Ce sont les phases de production des aliments –élevage comme agriculture- qui génèrent 57%
des émissions de gaz à effet de serre de la chaîne alimentaire. Que la production soit menée en
conventionnel ou en agriculture biologique, les bilans carbone varient très peu, note le
CGEDD, à cause des différentiels de rendement à l’hectare. Les phases de transport comptent
pour 17% du bilan carbone de la chaîne alimentaire. Les circuits courts sont alors
désavantagés. Car si le maraîcher, sur 2 hectares, qui distribue ses produits dans le village
voisin parcourt moins de kilomètres que les fournisseurs des grandes surfaces, les modes de
transport utilisés et la logistique le plus souvent mis en œuvre n’assurent pas un bon bilan
carbone. «Le mode de transport le plus utilisé en circuits courts et de proximité est le
transport routier», rappelle le CGEDD, qui compare les émissions de CO2 d’un véhicule
utilitaire léger -en moyenne 1.068 grammes de CO2 par tonne/kilomètre- avec un ensemble
articulé de 40 t transportant des marchandises diverses sur une longue distance -84g de
CO2/t/km.
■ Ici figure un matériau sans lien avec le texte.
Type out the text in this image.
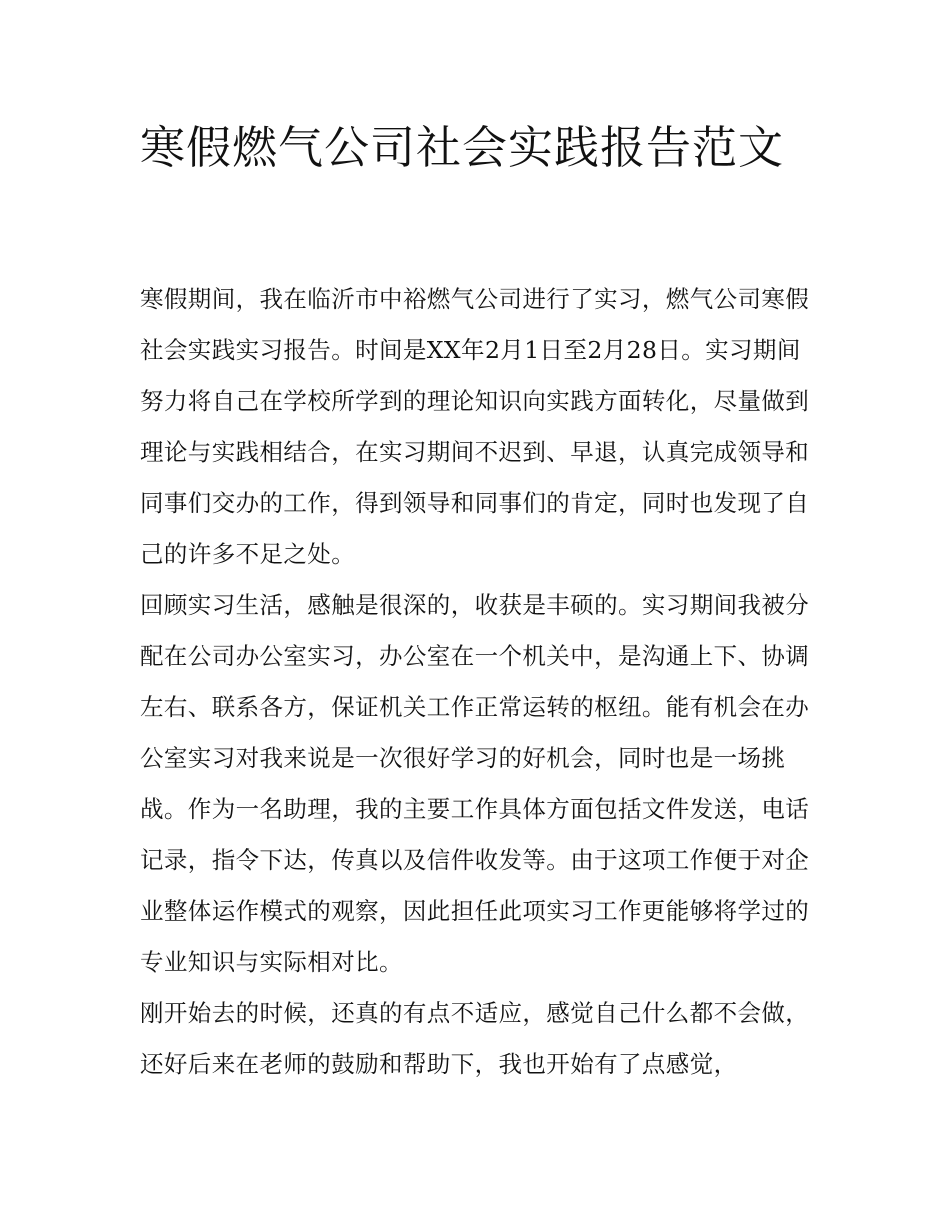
寒假燃气公司社会实践报告范文

寒假期间，我在临沂市中裕燃气公司进行了实习，燃气公司寒假社会实践实习报告。时间是XX年2月1日至2月28日。实习期间努力将自己在学校所学到的理论知识向实践方面转化，尽量做到理论与实践相结合，在实习期间不迟到、早退，认真完成领导和同事们交办的工作，得到领导和同事们的肯定，同时也发现了自己的许多不足之处。

回顾实习生活，感触是很深的，收获是丰硕的。实习期间我被分配在公司办公室实习，办公室在一个机关中，是沟通上下、协调左右、联系各方，保证机关工作正常运转的枢纽。能有机会在办公室实习对我来说是一次很好学习的好机会，同时也是一场挑战。作为一名助理，我的主要工作具体方面包括文件发送，电话记录，指令下达，传真以及信件收发等。由于这项工作便于对企业整体运作模式的观察，因此担任此项实习工作更能够将学过的专业知识与实际相对比。

刚开始去的时候，还真的有点不适应，感觉自己什么都不会做，还好后来在老师的鼓励和帮助下，我也开始有了点感觉，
Sans compter les quantités transportées et les taux de remplissage: «Le retour à
vide du point de vente reste une pratique courante en circuit court». Et de donner l’exemple
des consommations d’énergie liées au transport et à la distribution pour un agneau élevé en
Nouvelle-Zélande et commercialisé en Allemagne et pour un agneau élevé en Allemagne et
commercialisé localement en vente directe: «Ils sont plutôt comparables [...] malgré de
grandes différences dans les distances de transport, car les transports massifiés que sont les
poids lourds et les cargos réduisent considérablement les émissions par kg transporté[1]».
Les modes de déplacement des consommateurs ont également un rôle dans le bilan carbone
des circuits courts. Car, comme l’écrit le CGEDD, «la fabrication d’1 kg de pain à domicile
ou par une boulangerie artisanale consomment respectivement 2 fois plus et 1,5 fois plus
d’énergie que celle par une boulangerie industrielle». Mais il suffit que le consommateur
aille en voiture dans un supermarché situé à plus d’1,5 km de chez lui pour que le pain maison
ou artisanal soit climatiquement plus soutenable.
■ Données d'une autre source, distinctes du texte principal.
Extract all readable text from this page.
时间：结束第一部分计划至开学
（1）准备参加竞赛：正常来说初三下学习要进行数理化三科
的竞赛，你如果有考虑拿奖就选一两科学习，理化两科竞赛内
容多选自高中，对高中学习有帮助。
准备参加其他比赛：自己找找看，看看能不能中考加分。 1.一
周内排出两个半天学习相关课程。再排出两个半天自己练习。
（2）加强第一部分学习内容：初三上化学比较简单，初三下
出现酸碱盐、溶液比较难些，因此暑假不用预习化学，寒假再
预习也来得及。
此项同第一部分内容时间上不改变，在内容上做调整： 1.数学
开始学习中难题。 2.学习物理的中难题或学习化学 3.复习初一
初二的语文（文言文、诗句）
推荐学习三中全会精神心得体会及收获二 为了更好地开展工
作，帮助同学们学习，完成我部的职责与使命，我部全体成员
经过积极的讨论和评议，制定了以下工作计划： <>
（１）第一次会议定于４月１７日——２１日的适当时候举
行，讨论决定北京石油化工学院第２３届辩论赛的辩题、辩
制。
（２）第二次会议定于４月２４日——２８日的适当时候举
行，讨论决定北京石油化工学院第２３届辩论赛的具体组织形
Les bienfaits des circuits courts sont surtout visibles pour la collectivité. Souvent moins
consommateurs d’engrais et de pesticides, les producteurs qui ont opté pour les circuits courts
participent d’un renforcement de la cohésion sociale. «Les circuits courts permettent en effet
une meilleure compréhension par les producteurs et les consommateurs de leurs mondes
respectifs. Les consommateurs sont rassurés par la connaissance des conditions de
production des produits et comprennent mieux les contraintes du métier d'agriculteur.» Le
prix payé peut être plus élevé que celui consenti par la grande distribution. Et la législation à
laquelle le producteur est assujetti plus exigeante. «La commercialisation de produits locaux
permet une relocalisation des impacts (…), la production est alors soumise aux exigences
réglementaires locales, souvent plus fortes en France et en Europe en matière
environnementale.»
En guise de conclusion, le CGEDD admet que les circuits courts «peuvent constituer un des
éléments de réponse au défi de l’alimentation durable», mais qu’ils ne permettent pas «de
répondre à lui seul à l’ensemble des enjeux de durabilité de l’alimentation». Il recommande
donc aux villes de conserver «une diversité de leurs sources d’approvisionnement
alimentaires», à la fois pour limiter les risques de pénurie, pour ne pas investir dans une
filière dont les impacts environnementaux ne seraient pas nécessairement moindres et pour
des raisons évidentes de manque de terres agricoles pour des agglomérations comme l’Ile-deFrance.
[1] Dans cette étude, l’agneau néo-zélandais est transporté par bateau réfrigéré sur 20.000 km
(le bateau retourne ensuite en Nouvelle-Zélande à plein), puis par poids lourds avec
conteneurs réfrigérés sur 400 km (retour à vide). L’agneau allemand est, lui, transporté en
camionnette par le producteur sur 100 km (retour à vide).